Former Republika Srpska President Biljana Plavsic is accompanied to a plane at Arlanda Airport in Stockholm. [AFP]

Former Republika Srpska (RS) President Biljana Plavsic arrived in Belgrade on Tuesday (October 27th) following her early release from a prison in Sweden, where she had been serving an 11-year sentence for war crimes.

Plavsic, 79, flew into the Serbian capital on a RS government plane that picked her up from Stockholm’s Arlanda airport. A car waiting on the runway then took the former Bosnian Serb leader, once dubbed the “Iron Lady” of the Balkans, straight to an apartment in Belgrade, owned by her family. Plavsic, who has a dual Bosnia and Herzegovina (BiH) and Serbian citizenship, was accompanied home by RS Prime Minister Milorad Dodik.

“I’m happy to be here … but, after nine years in prison, I don’t know what will happen,” she told reporters briefly as she entered her apartment building, adding that she needed time to rest, and promised to speak to the press “soon”.

Plavsic, who will enjoy police protection in Belgrade, said she wants to spend time with her brother’s family, and is reportedly planning to steer clear of politics.

“I do not believe she would return to the political scene,” the AFP quoted her sister-in-law, Vasilija Plavsic, as telling Belgrade-based B92 Radio earlier Tuesday. “She wants to spend her late years in peace and quiet.”

Plavsic was one of former Bosnian Serb political leader Radovan Karadzic’s two deputies during the 1992-1995 conflict in BiH, which left about 100,000 people dead and forced more than 2 million others to flee their homes.
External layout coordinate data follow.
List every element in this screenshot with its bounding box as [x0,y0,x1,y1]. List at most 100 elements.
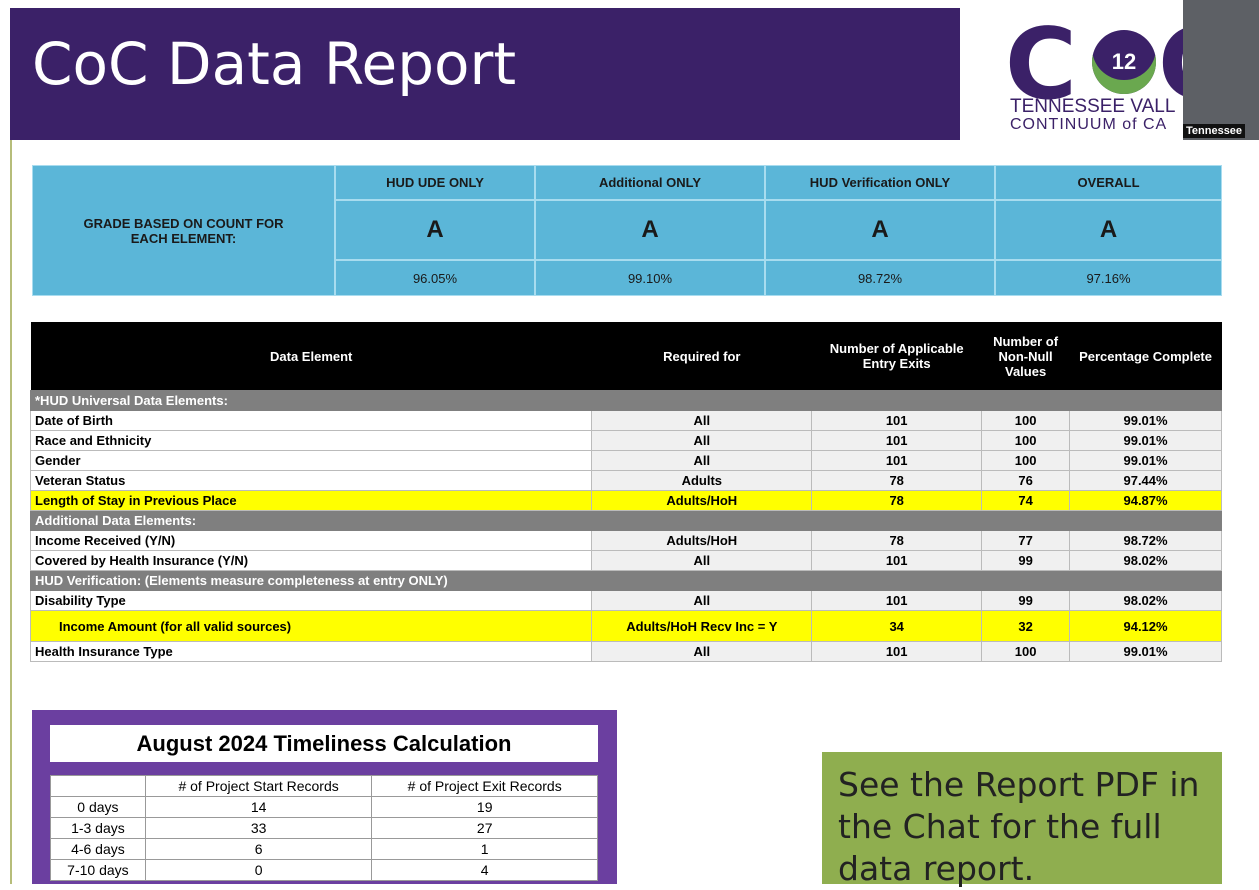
grade-label: GRADE BASED ON COUNT FOR EACH ELEMENT: [32,165,335,296]
cell: 78 [812,491,982,511]
section-row: Additional Data Elements: [31,511,1222,531]
column-header: Required for [592,322,812,391]
cell: 78 [812,471,982,491]
cell: 34 [812,611,982,642]
cell: 99.01% [1070,431,1222,451]
grade: A [995,200,1222,260]
cell: 100 [982,642,1070,662]
cell: Adults [592,471,812,491]
section-title: HUD Verification: (Elements measure comp… [31,571,1222,591]
cell: 99.01% [1070,411,1222,431]
cell: Health Insurance Type [31,642,592,662]
cell: 98.72% [1070,531,1222,551]
grade-percent: 97.16% [995,260,1222,296]
cell: 97.44% [1070,471,1222,491]
data-row: Income Amount (for all valid sources)Adu… [31,611,1222,642]
cell: 14 [145,797,372,818]
grade-header: HUD Verification ONLY [765,165,995,200]
logo-line: TENNESSEE VALL [1010,96,1175,118]
cell: Adults/HoH Recv Inc = Y [592,611,812,642]
column-header: # of Project Start Records [145,776,372,797]
section-row: HUD Verification: (Elements measure comp… [31,571,1222,591]
cell: 1 [372,839,598,860]
data-row: Date of BirthAll10110099.01% [31,411,1222,431]
grade-percent: 99.10% [535,260,765,296]
corner-cell [51,776,146,797]
cell: 77 [982,531,1070,551]
grade-header: HUD UDE ONLY [335,165,535,200]
cell: 94.87% [1070,491,1222,511]
header-row: # of Project Start Records# of Project E… [51,776,598,797]
cell: Income Amount (for all valid sources) [31,611,592,642]
logo-badge: 12 [1092,30,1156,94]
slide: CoC Data Report C 12 C TENNESSEE VALL CO… [0,0,1259,884]
cell: Income Received (Y/N) [31,531,592,551]
cell: 101 [812,431,982,451]
grade: A [335,200,535,260]
callout: See the Report PDF in the Chat for the f… [822,752,1222,884]
cell: 76 [982,471,1070,491]
cell: Adults/HoH [592,531,812,551]
cell: 98.02% [1070,551,1222,571]
cell: 0 [145,860,372,881]
cell: 4-6 days [51,839,146,860]
cell: 99 [982,551,1070,571]
cell: Race and Ethnicity [31,431,592,451]
cell: All [592,591,812,611]
cell: Gender [31,451,592,471]
cell: Covered by Health Insurance (Y/N) [31,551,592,571]
cell: Adults/HoH [592,491,812,511]
cell: 101 [812,591,982,611]
cell: 98.02% [1070,591,1222,611]
cell: 1-3 days [51,818,146,839]
cell: 32 [982,611,1070,642]
grade-percent: 96.05% [335,260,535,296]
grade-header: Additional ONLY [535,165,765,200]
cell: 100 [982,451,1070,471]
grade-percent: 98.72% [765,260,995,296]
cell: 99.01% [1070,451,1222,471]
cell: Length of Stay in Previous Place [31,491,592,511]
cell: 99.01% [1070,642,1222,662]
cell: 94.12% [1070,611,1222,642]
cell: 101 [812,451,982,471]
logo-line: CONTINUUM of CA [1010,116,1167,134]
cell: 19 [372,797,598,818]
cell: 27 [372,818,598,839]
cell: 78 [812,531,982,551]
grade-table: GRADE BASED ON COUNT FOR EACH ELEMENT:HU… [32,165,1222,296]
column-header: Data Element [31,322,592,391]
video-label: Tennessee [1183,124,1245,138]
column-header: Percentage Complete [1070,322,1222,391]
cell: Veteran Status [31,471,592,491]
cell: Disability Type [31,591,592,611]
data-row: GenderAll10110099.01% [31,451,1222,471]
cell: 101 [812,411,982,431]
cell: All [592,431,812,451]
cell: 101 [812,551,982,571]
grade: A [535,200,765,260]
cell: 100 [982,411,1070,431]
cell: 6 [145,839,372,860]
video-tile: Tennessee [1183,0,1259,140]
grade-header: OVERALL [995,165,1222,200]
cell: 33 [145,818,372,839]
cell: All [592,551,812,571]
column-header: Number of Applicable Entry Exits [812,322,982,391]
cell: All [592,642,812,662]
cell: 7-10 days [51,860,146,881]
cell: 99 [982,591,1070,611]
cell: 0 days [51,797,146,818]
She replaced him as RS president in 1996, when her wartime mentor left public life under pressure from the West. A former biology professor, Plavsic served in that post until 1998.

She surrendered to the International Criminal Tribunal for the former Yugoslavia (ICTY) in January 2001 to face charges of genocide, extermination, murder, persecution, deportation and inhumane acts. Striking a deal with prosecutors in 2002, Plavsic agreed to plead guilty to one count of persecution against Bosnian Muslims and Croats. In return, all other charges were dropped.

The highest ranking official of the former Yugoslavia to have admitted responsibility for atrocities committed during the Balkan conflicts in the 1990s, Plavsic was convicted of crimes against humanity in February 2003 and sentenced to 11 years in prison. About four months later, she was transferred to the Hinseberg facility for women, about 200km west of Stockholm. She was the only woman among the 161 people indicted by the ICTY.

Citing her good behaviour and “substantial evidence of rehabilitation”, the ICTY decided last month that she should be set free. Under Swedish law, Plavsic was eligible for release after serving two-thirds of her prison term.

The Hague tribunal’s ruling angered many Bosniaks and Croats in BiH, while most Bosnian Serbs welcomed it.

To protest Plavsic’s release Tuesday, Zeljko Komsic, the current chairman of BiH’s tripartite presidency, cancelled his official visit to Sweden next week.

“The Swedish government released Plavsic because it wanted to and not because it had to,” Komsic, an ethnic Croat, said in a statement. He called the move “particularly unacceptable and embarrassing”.